Chianti, used to cattle and sheep raising has discovered something unique: the raising of alpaca. 9 hectares of land are host to this animal, which although arriving from afar, ﬁnds a perfect habitat here.
The alpaca is appreciated for its ﬁne wool and lives among other local species; cattle, geese, sheep, horses, hens, cats and dogs. They make up a veritable farm in an oasis of timeless peace and are shadowed by the Australian herder, Antonella Gistri and her daughter Carolina Ortu who show us their alpaca valley; from the animals to the items made with their wool.
“We began by chance”, says Antonella. “The alpaca adventure became a passion. We became curious by reading an article about a woman who had brought them to Italy. We went to see them in Grosseto and fell in love”.

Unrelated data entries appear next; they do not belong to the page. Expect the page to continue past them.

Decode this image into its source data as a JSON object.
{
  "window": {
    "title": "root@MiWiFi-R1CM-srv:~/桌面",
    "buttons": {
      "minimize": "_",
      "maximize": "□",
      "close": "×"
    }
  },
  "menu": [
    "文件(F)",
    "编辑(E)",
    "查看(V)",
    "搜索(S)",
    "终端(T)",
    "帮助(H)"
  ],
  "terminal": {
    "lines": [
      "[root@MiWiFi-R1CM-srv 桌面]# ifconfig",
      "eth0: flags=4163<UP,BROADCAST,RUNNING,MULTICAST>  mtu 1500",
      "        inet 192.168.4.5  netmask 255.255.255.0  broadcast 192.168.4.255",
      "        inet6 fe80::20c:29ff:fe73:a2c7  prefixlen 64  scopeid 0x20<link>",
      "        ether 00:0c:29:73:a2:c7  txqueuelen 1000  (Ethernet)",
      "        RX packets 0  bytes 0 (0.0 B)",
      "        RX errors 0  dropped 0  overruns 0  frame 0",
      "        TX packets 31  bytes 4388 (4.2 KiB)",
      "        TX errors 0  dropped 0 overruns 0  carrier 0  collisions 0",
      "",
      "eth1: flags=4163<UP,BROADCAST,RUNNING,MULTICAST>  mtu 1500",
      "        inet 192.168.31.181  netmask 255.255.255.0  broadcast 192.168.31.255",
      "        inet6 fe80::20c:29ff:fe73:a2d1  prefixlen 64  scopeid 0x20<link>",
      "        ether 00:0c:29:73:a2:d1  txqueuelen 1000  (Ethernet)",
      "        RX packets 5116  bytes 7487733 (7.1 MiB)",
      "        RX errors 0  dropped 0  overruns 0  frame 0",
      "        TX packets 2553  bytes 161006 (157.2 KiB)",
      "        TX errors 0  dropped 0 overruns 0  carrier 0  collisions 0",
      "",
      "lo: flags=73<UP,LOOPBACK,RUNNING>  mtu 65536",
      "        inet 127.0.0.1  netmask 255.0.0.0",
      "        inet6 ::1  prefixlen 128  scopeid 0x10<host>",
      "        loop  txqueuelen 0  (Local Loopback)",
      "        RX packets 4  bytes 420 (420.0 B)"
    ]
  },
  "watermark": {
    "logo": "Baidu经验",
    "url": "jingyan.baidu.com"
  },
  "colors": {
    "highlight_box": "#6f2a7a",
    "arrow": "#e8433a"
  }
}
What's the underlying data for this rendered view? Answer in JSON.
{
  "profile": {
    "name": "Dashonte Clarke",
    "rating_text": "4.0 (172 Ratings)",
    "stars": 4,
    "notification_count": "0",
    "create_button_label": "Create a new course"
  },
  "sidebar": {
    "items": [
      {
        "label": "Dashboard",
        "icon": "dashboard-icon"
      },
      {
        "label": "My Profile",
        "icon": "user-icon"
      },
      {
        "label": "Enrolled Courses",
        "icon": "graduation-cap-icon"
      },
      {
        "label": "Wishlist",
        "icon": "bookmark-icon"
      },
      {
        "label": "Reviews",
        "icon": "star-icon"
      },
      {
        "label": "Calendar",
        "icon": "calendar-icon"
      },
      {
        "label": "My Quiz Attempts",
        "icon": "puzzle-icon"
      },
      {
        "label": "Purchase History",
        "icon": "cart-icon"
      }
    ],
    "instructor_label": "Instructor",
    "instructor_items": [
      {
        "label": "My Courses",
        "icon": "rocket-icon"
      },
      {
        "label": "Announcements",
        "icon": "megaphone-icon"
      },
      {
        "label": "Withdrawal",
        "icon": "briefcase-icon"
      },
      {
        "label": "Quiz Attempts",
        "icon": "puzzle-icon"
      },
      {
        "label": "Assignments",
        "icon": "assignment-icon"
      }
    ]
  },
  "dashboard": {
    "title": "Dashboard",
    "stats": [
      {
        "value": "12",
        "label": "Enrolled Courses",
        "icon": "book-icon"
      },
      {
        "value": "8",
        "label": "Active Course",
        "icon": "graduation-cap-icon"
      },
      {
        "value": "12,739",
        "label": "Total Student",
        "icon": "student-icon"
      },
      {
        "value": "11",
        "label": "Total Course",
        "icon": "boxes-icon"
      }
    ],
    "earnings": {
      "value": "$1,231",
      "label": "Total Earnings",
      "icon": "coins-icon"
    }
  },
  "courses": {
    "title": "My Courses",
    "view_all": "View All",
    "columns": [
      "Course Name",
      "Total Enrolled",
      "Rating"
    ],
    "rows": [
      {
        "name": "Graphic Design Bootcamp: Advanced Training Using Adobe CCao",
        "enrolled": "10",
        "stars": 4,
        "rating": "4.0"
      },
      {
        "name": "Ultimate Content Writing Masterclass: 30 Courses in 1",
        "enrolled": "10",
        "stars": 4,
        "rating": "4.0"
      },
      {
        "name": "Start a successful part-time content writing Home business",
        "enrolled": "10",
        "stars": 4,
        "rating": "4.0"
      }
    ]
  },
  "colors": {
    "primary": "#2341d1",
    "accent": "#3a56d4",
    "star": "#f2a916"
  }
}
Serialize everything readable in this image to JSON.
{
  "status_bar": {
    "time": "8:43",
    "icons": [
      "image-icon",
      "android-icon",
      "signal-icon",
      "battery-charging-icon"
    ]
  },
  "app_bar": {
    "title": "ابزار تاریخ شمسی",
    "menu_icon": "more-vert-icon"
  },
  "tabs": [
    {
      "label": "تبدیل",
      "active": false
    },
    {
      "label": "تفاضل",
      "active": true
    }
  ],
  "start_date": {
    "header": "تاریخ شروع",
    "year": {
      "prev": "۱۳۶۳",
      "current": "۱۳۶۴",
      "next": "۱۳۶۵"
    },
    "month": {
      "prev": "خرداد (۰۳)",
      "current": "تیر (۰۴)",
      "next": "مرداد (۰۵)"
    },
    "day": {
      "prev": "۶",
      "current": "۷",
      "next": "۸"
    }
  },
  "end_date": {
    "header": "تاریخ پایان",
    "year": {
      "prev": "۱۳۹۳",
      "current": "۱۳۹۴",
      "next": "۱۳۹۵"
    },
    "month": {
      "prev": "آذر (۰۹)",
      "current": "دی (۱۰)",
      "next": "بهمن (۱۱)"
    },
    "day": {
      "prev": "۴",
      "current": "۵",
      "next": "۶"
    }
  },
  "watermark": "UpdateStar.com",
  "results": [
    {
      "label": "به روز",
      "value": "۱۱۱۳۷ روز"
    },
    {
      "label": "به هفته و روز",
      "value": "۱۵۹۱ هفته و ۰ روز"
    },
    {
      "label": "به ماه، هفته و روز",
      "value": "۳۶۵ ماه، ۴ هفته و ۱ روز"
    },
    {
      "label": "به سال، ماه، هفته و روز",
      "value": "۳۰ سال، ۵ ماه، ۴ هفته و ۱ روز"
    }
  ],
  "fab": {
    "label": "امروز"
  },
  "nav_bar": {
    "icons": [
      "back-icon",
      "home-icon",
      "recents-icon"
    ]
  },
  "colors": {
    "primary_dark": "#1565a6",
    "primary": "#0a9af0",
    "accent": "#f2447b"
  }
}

“In September of 2001” she tells us, “we bought a male and 5 pregnant females who gave birth to as many baby alpacas. One of these is Gaetano, born on April 21. We now have 25 of the specimen”.
“We principally work the wool”, she continue “It is anti-allergic, warm and light and has many qualities. It has many tones. We decided not to die the wool and leave it in the four basic colors: black, brown, gray and white”.
“We sheer then between the end of may and the beginning of June,” explains the proprietress of the farm. “From their back and sides we get a ﬁrst quality yarn, and the wool from their neck and legs is used as stufﬁng. We then go to the spinning wheel”.
“Once the thread is ready”, she underlines, “we can transform it into products We create scarves, hats, blankets and made-to-order sweaters. We sell the items in the seasonal markets, from September to January. We also organize school trips”.
“The animals need little attention. They are docile, gregarious and creatures of habit. They can not defend themselves and are instinctively afraid. To keep everything under control, at night they sleep in a raised area to protect them from wild dogs and wolves”.
“They are originally from the Andes,” she adds, “ and adapt easily to our climate. They belong to the camel family, but unlike their cousin, the llama, they only spit when they feel threatened. And they chew on grass instead of ripping it out like sheep”.
“I believe they are also very intelligent”, concludes Antonella.“Generally, the females give birth alone. But in the event of a problem they come to ‘call’ us at home. We helped the little one, born feet ﬁrst, to do gymnastics, and now he runs faster than the others!”.